The problem is that the office isn’t very big, considering that 30-plus multicultural organizations at K-State share the room.
Briggs said multicultural organizations have neither the houses of their white Greek counterparts, nor the alumni resources to create a larger space.
Schulz said K-State is working on the latter with the KSU Foundation’s hiring of Damien Williams, development recruiter and talent manager, during the summer.
Williams’ job includes overseeing fundraising for diversity programs, which Schulz said hadn’t been done in the past.

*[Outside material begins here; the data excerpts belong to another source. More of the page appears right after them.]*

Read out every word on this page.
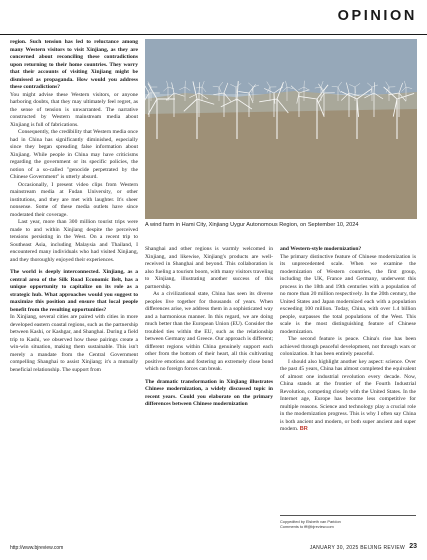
OPINION

region. Such tension has led to reluctance among many Western visitors to visit Xinjiang, as they are concerned about reconciling these contradictions upon returning to their home countries. They worry that their accounts of visiting Xinjiang might be dismissed as propaganda. How would you address these contradictions?

You might advise these Western visitors, or anyone harboring doubts, that they may ultimately feel regret, as the sense of tension is unwarranted. The narrative constructed by Western mainstream media about Xinjiang is full of fabrications.

Consequently, the credibility that Western media once had in China has significantly diminished, especially since they began spreading false information about Xinjiang. While people in China may have criticisms regarding the government or its specific policies, the notion of a so-called "genocide perpetrated by the Chinese Government" is utterly absurd.

Occasionally, I present video clips from Western mainstream media at Fudan University, or other institutions, and they are met with laughter. It's sheer nonsense. Some of these media outlets have since moderated their coverage.

Last year, more than 300 million tourist trips were made to and within Xinjiang despite the perceived tensions persisting in the West. On a recent trip to Southeast Asia, including Malaysia and Thailand, I encountered many individuals who had visited Xinjiang, and they thoroughly enjoyed their experiences.

The world is deeply interconnected. Xinjiang, as a central area of the Silk Road Economic Belt, has a unique opportunity to capitalize on its role as a strategic hub. What approaches would you suggest to maximize this position and ensure that local people benefit from the resulting opportunities?

In Xinjiang, several cities are paired with cities in more developed eastern coastal regions, such as the partnership between Kashi, or Kashgar, and Shanghai. During a field trip to Kashi, we observed how these pairings create a win-win situation, making them sustainable. This isn't merely a mandate from the Central Government compelling Shanghai to assist Xinjiang; it's a mutually beneficial relationship. The support from

A wind farm in Hami City, Xinjiang Uygur Autonomous Region, on September 10, 2024

Shanghai and other regions is warmly welcomed in Xinjiang, and likewise, Xinjiang's products are well-received in Shanghai and beyond. This collaboration is also fueling a tourism boom, with many visitors traveling to Xinjiang, illustrating another success of this partnership.

As a civilizational state, China has seen its diverse peoples live together for thousands of years. When differences arise, we address them in a sophisticated way and a harmonious manner. In this regard, we are doing much better than the European Union (EU). Consider the troubled ties within the EU, such as the relationship between Germany and Greece. Our approach is different; different regions within China genuinely support each other from the bottom of their heart, all this cultivating positive emotions and fostering an extremely close bond which no foreign forces can break.

The dramatic transformation in Xinjiang illustrates Chinese modernization, a widely discussed topic in recent years. Could you elaborate on the primary differences between Chinese modernization

and Western-style modernization?

The primary distinctive feature of Chinese modernization is its unprecedented scale. When we examine the modernization of Western countries, the first group, including the UK, France and Germany, underwent this process in the 18th and 19th centuries with a population of no more than 20 million respectively. In the 20th century, the United States and Japan modernized each with a population exceeding 100 million. Today, China, with over 1.4 billion people, surpasses the total populations of the West. This scale is the most distinguishing feature of Chinese modernization.

The second feature is peace. China's rise has been achieved through peaceful development, not through wars or colonization. It has been entirely peaceful.

I should also highlight another key aspect: science. Over the past 45 years, China has almost completed the equivalent of almost one industrial revolution every decade. Now, China stands at the frontier of the Fourth Industrial Revolution, competing closely with the United States. In the Internet age, Europe has become less competitive for multiple reasons. Science and technology play a crucial role in the modernization progress. This is why I often say China is both ancient and modern, or both super ancient and super modern. BR

Copyedited by Elsbeth van Paridon
Comments to fff@bjreview.com
http://www.bjreview.com	JANUARY 30, 2025 BEIJING REVIEW 23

Schulz said the university needs to move forward aggressively with the multicultural center, and an increased effort in diversity fundraising will help.
“We’ll see some positive numbers in donations and efforts in this regard that hasn’t been there certainly over the past five years,” he said.
Gordon said she remains hopeful about the center’s eventual presence on campus.
“I can’t believe there would be all of this activity, and it not lead to anything,” Gordon said.
THE CURRENT situation is much healthier but will take time and patience, officials said.
“Diversity on a campus that has been so overwhelmingly white for so long is a work in progress,” she said. “It’s going to take a lot of effort, money and people involved in it.”
Briggs said he wants to see numbers and ideas on how to recruit and retain diverse faculty.
He said it is important to maintain a continued dialogue, suggesting that the previous lack of it caused the April forum’s tension.
“That was after eight months of work and research and contacting people and not getting responses,” he said.
Briggs said K-State is at a good place, figuring the university is about “three steps up the ten-step ladder” in terms of diversity.
He said the work that the BSU is doing now is for the benefit of future students.
“We’ll be long gone before any of this stuff really come to fruition,” Briggs said. “Knowing that there are people that will remain at K-State (who are) willing to see this dream go forward is a great reinsurance for us.”